Trois ans après le large mouvement de contestation écrasé dans le sang, le spectre d’un affrontement armé entre les puissantes factions chiites menace de livrer une nouvelle fois le pays à ses démons.

Laurent Perpigna Iban  • 25 octobre 2022 abonné·es
En Irak, la révolution ou le chaos
© Le mouvement Tishreen était « rempli de femmes fortes, qui n’avaient peur de rien, qui allaient au bout de leurs idées. C’était comme une famille. » (Photo : Hussein FALEH / AFP.)
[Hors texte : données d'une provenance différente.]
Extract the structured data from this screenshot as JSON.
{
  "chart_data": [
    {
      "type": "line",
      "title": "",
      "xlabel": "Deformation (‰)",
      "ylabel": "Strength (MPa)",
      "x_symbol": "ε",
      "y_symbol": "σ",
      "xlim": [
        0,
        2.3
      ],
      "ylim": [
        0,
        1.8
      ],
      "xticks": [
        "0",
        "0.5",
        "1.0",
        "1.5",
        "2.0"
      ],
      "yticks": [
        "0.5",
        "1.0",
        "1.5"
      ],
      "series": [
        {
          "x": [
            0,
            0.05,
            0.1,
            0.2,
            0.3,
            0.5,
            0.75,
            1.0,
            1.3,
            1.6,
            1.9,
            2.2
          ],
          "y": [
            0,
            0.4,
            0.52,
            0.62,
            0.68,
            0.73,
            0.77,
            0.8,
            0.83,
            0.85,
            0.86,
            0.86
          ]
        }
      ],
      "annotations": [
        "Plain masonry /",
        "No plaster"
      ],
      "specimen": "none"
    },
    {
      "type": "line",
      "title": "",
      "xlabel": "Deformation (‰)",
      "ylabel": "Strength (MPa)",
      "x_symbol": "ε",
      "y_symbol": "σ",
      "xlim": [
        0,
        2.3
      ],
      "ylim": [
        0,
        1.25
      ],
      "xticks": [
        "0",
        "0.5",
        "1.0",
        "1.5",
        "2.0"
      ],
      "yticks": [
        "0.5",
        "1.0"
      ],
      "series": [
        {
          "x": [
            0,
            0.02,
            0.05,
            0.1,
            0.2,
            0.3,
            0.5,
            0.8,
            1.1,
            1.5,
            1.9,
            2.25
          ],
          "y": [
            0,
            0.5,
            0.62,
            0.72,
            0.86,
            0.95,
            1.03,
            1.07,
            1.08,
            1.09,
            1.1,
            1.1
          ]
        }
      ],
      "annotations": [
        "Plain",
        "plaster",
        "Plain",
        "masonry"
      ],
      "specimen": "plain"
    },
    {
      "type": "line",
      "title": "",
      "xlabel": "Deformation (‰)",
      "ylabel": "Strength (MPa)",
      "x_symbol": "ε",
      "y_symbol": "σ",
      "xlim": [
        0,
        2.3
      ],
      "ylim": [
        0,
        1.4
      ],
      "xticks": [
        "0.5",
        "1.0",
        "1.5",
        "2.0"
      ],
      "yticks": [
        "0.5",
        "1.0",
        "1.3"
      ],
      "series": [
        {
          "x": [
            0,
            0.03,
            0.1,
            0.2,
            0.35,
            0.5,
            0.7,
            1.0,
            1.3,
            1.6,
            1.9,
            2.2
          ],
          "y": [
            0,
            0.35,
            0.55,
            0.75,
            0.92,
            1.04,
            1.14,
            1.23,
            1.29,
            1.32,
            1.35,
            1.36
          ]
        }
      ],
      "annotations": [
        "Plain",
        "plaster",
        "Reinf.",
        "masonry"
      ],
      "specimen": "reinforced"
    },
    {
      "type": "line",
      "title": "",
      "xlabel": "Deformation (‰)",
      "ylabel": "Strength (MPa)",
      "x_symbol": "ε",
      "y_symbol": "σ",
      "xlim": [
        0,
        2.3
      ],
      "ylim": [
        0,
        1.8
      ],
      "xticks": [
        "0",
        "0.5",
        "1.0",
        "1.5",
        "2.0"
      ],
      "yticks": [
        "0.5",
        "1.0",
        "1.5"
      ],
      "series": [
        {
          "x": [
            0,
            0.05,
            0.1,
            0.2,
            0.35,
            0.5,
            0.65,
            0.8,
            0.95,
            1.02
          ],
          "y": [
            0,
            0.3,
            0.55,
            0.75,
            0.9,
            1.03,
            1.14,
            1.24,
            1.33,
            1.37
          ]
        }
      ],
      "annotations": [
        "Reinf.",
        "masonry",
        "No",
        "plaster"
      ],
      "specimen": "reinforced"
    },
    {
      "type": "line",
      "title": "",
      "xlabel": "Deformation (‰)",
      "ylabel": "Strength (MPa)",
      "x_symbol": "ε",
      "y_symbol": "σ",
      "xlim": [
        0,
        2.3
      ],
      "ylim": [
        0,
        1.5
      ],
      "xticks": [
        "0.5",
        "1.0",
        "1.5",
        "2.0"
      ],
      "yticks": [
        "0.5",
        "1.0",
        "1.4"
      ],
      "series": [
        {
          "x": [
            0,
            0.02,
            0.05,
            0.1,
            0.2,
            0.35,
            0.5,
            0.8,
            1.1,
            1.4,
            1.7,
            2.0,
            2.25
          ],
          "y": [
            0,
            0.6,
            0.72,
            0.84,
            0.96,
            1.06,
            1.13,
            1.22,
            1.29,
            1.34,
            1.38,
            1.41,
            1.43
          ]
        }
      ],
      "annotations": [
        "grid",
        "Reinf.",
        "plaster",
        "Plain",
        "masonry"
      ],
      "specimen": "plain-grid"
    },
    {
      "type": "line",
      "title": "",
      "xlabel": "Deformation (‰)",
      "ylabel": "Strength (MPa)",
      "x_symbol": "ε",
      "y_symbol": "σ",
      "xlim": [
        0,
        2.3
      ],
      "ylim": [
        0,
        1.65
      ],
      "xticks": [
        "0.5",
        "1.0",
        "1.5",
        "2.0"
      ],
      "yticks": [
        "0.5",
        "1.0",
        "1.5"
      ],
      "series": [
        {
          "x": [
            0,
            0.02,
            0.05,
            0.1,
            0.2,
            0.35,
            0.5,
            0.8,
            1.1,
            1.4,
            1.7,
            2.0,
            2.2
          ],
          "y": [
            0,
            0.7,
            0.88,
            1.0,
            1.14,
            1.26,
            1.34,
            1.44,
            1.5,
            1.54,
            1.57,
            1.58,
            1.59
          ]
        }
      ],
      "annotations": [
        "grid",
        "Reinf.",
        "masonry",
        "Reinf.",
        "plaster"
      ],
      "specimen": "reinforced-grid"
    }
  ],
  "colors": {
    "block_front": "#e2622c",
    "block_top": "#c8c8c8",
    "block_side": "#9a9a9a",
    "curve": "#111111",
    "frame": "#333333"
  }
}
Vous ne verrez pas leur visage. Certains donneront leur vrai prénom, d’autres non. Si, comme une grande partie des activistes du soulèvement qui a secoué le pays entre octobre 2019 et février 2020, ils tâchent de ne pas trop attirer l’attention sur eux, ces garçons et ces filles, une fois la glace brisée, acceptent volontiers de se livrer : « Nous voulions alerter le monde sur ce qu’il se passait en Irak. Pacifiques, nous avons fait face à un gouvernement, à des États, à des organisations armées. Seuls. »

Ces mots sont ceux d’Amani. Employée dans une ONG, l’activiste de 26 ans cache derrière ses yeux noirs une colère intarissable et, comme une immense partie de la population irakienne aujourd’hui, la crainte de voir son pays basculer dans le chaos. Il y a quelques semaines, elle et ses camarades ont assisté – de loin – à un regain de violence extrême au cœur de la capitale ; des affrontements d’ampleur, en direct à la télévision, entre deux factions chiites rivales irréconciliables, en lutte pour le pouvoir (lire l’encadré en fin d'article).

Si les armes se sont tues rapidement, le problème politique de fond perdure. Et la récente nomination d’un président de la République et d’un Premier ministre, après un an de vacance, ne semble pas s’apparenter à une sortie de crise. Un scénario de crispations intenses que voulaient absolument éviter les activistes irakiens qui, aux premiers jours d’octobre 2019, avaient pris d’assaut les rues de Bagdad et de plusieurs grandes villes du sud de l’Irak.

Sur fond de crise économique et sociale, excédée par des décennies de corruption et de domination étrangère, une partie de la jeunesse déshéritée du pays – très majoritairement chiite – réclame alors la chute du régime, la fin du système confessionnel ainsi qu’une véritable démocratie.

« Les précédentes vagues de manifestations concernaient les services de base, comme l’électricité, alors que ce mouvement est allé beaucoup plus loin. Il traduisait le fait que nous nous sentions presque étrangers dans notre propre pays, contrôlé par d’autres puissances », affirme Amani.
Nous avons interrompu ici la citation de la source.